MODO DE IMPUGNACIÓN: Se hace saber a las partes que contra esta sentencia cabe interponer recurso de casación para la unificación de doctrina que ha de prepararse mediante escrito presentado ante esta Sala de lo Social dentro del improrrogable plazo de DIEZ DÍAS hábiles inmediatos siguientes a la fecha de notificación de esta sentencia. Siendo requisito necesario que en dicho plazo se nombre al letrado que ha de interponerlo. Igualmente será requisito necesario que el recurrente que no tenga la condición de trabajador ,causahabiente suyo o beneficiario del Régimen Publico de la Seguridad Social o no gozare del derecho de asistencia jurídica gratuita, acredite ante esta Sala al tiempo de preparar el recurso haber depositado 600 euros, conforme al artículo 229 de la LRJS, y consignado el importe de la condena cuando proceda, presentando resguardos acreditativos de haber efectuado ambos ingresos, separadamente en la cuenta corriente nº 2827-0000-00-0494-23 que esta sección tiene abierta en BANCO DE SANTANDER sita en PS. del General Martínez Campos, 35; 28010 Madrid, pudiendo en su caso sustituir la consignación de la condena en metálico por el aseguramiento de la misma mediante el correspondiente aval solidario de duración indefinida y pagadero a primer requerimiento emitido por la entidad de crédito ( art.230.1 L.R.J.S).

Se puede realizar el ingreso por transferencia bancaria desde una cuenta corriente abierta en cualquier entidad bancaria distinta de BANCO DE SANTANDER. Para ello ha de seguir todos los pasos siguientes:

Emitir la transferencia a la cuenta bancaria siguiente: IBAN ES55 0049 3569 9200 0500 1274. En el campo ordenante, se indicará como mínimo el nombre o razón social de la persona física o jurídica obligada a hacer el ingreso y si es posible, el nif /cif de la misma. En el campo beneficiario, se identificará al juzgado o tribunal que ordena el ingreso. En el campo "observaciones o concepto de la transferencia", se consignarán los 16 dígitos que corresponden al procedimiento 2827- 0000-00-0494-23.

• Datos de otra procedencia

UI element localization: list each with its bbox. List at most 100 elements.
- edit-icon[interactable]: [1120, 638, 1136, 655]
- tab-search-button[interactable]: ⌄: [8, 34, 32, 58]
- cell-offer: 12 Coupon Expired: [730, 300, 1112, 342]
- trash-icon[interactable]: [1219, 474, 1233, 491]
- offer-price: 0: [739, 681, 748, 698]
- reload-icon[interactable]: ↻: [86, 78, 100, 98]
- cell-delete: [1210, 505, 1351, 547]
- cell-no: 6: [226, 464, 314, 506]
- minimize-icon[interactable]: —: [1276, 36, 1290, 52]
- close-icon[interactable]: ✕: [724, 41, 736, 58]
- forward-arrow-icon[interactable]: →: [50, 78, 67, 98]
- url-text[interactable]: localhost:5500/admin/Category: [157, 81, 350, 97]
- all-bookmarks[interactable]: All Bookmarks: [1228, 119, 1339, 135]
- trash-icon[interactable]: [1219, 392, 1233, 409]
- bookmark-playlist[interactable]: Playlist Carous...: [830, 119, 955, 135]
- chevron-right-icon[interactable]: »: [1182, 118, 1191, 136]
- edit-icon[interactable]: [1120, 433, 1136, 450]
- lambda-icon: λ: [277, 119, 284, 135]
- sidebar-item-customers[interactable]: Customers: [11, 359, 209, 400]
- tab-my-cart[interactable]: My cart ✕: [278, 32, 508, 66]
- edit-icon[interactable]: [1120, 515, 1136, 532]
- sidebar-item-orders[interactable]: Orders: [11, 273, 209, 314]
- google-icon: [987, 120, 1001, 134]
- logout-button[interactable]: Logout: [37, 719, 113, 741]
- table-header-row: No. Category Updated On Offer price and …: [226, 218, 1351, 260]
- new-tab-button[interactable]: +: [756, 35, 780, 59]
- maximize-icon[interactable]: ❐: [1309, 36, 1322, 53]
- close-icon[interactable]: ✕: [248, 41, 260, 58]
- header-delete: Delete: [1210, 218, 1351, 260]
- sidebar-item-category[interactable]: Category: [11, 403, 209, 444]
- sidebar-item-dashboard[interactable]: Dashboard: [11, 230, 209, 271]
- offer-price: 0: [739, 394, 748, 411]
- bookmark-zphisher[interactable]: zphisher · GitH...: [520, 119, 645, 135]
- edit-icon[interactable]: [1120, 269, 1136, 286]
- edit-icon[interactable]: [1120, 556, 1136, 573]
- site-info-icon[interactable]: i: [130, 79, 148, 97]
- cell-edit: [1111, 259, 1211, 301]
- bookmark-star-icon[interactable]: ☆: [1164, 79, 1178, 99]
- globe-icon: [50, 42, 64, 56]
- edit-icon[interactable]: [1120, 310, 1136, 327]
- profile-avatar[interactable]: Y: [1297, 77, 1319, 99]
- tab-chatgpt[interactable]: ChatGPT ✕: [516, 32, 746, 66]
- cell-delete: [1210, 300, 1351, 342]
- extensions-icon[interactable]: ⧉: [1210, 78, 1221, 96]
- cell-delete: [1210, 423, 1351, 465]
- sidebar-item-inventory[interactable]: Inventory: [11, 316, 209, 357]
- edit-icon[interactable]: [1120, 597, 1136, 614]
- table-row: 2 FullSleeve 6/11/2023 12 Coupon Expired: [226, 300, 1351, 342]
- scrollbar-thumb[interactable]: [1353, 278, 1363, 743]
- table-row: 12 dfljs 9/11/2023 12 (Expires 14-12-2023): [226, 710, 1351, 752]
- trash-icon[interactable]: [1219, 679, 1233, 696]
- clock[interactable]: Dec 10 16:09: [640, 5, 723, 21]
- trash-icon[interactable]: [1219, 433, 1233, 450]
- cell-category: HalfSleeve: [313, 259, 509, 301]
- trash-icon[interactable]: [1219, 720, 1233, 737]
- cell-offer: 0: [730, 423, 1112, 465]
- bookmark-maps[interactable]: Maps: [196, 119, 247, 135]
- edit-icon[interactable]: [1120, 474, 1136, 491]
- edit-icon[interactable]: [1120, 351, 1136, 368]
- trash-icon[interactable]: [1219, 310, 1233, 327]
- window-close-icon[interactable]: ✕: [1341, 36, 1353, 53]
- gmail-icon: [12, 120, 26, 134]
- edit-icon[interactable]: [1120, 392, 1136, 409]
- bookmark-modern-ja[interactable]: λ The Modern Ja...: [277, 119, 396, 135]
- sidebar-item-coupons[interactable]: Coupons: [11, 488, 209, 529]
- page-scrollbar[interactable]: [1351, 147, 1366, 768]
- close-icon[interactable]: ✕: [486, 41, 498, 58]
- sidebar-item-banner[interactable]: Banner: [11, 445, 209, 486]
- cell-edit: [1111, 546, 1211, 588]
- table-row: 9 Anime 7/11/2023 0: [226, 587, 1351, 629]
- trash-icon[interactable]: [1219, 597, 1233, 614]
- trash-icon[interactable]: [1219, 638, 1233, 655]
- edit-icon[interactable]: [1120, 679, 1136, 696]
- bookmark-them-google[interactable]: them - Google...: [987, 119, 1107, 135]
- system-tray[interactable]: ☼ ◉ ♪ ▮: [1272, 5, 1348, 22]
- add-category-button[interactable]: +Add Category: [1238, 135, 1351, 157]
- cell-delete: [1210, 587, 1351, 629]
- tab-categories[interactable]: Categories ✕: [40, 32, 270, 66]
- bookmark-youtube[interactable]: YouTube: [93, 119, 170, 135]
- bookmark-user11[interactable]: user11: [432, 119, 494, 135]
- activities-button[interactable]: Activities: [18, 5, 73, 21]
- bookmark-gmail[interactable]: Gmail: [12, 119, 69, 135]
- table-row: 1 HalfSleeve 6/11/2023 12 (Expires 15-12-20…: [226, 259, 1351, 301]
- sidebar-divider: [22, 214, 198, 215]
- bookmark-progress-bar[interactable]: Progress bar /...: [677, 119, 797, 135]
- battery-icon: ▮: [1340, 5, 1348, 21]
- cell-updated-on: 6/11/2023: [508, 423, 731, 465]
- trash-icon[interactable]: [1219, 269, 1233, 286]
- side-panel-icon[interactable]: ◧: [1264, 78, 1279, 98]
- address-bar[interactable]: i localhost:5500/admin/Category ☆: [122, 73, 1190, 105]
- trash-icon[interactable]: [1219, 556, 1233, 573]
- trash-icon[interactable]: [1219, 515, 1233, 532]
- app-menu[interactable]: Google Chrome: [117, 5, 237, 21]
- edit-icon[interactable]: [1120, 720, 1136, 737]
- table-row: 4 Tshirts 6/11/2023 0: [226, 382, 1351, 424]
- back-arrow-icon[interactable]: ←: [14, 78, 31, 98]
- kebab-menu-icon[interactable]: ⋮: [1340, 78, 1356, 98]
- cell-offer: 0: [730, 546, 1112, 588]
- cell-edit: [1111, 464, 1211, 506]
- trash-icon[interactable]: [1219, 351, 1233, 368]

Una vez adquiera firmeza la presente sentencia, devuélvanse los autos originales al Juzgado de lo Social de su procedencia, dejando de ello debida nota en los Libros de esta Sección de Sala.

Así, por esta nuestra sentencia, lo pronunciamos, mandamos y firmamos.

La difusión del texto de esta resolución a partes no interesadas en el proceso en el que ha sido dictada sólo podrá llevarse a cabo previa disociación de los datos de carácter personal que los mismos contuvieran y con pleno respeto al derecho a la intimidad, a los derechos de las personas que requieran un especial deber de tutela o a la garantía del anonimato de las víctimas o perjudicados, cuando proceda.

Los datos personales incluidos en esta resolución no podrán ser cedidos, ni comunicados con fines contrarios a las leyes.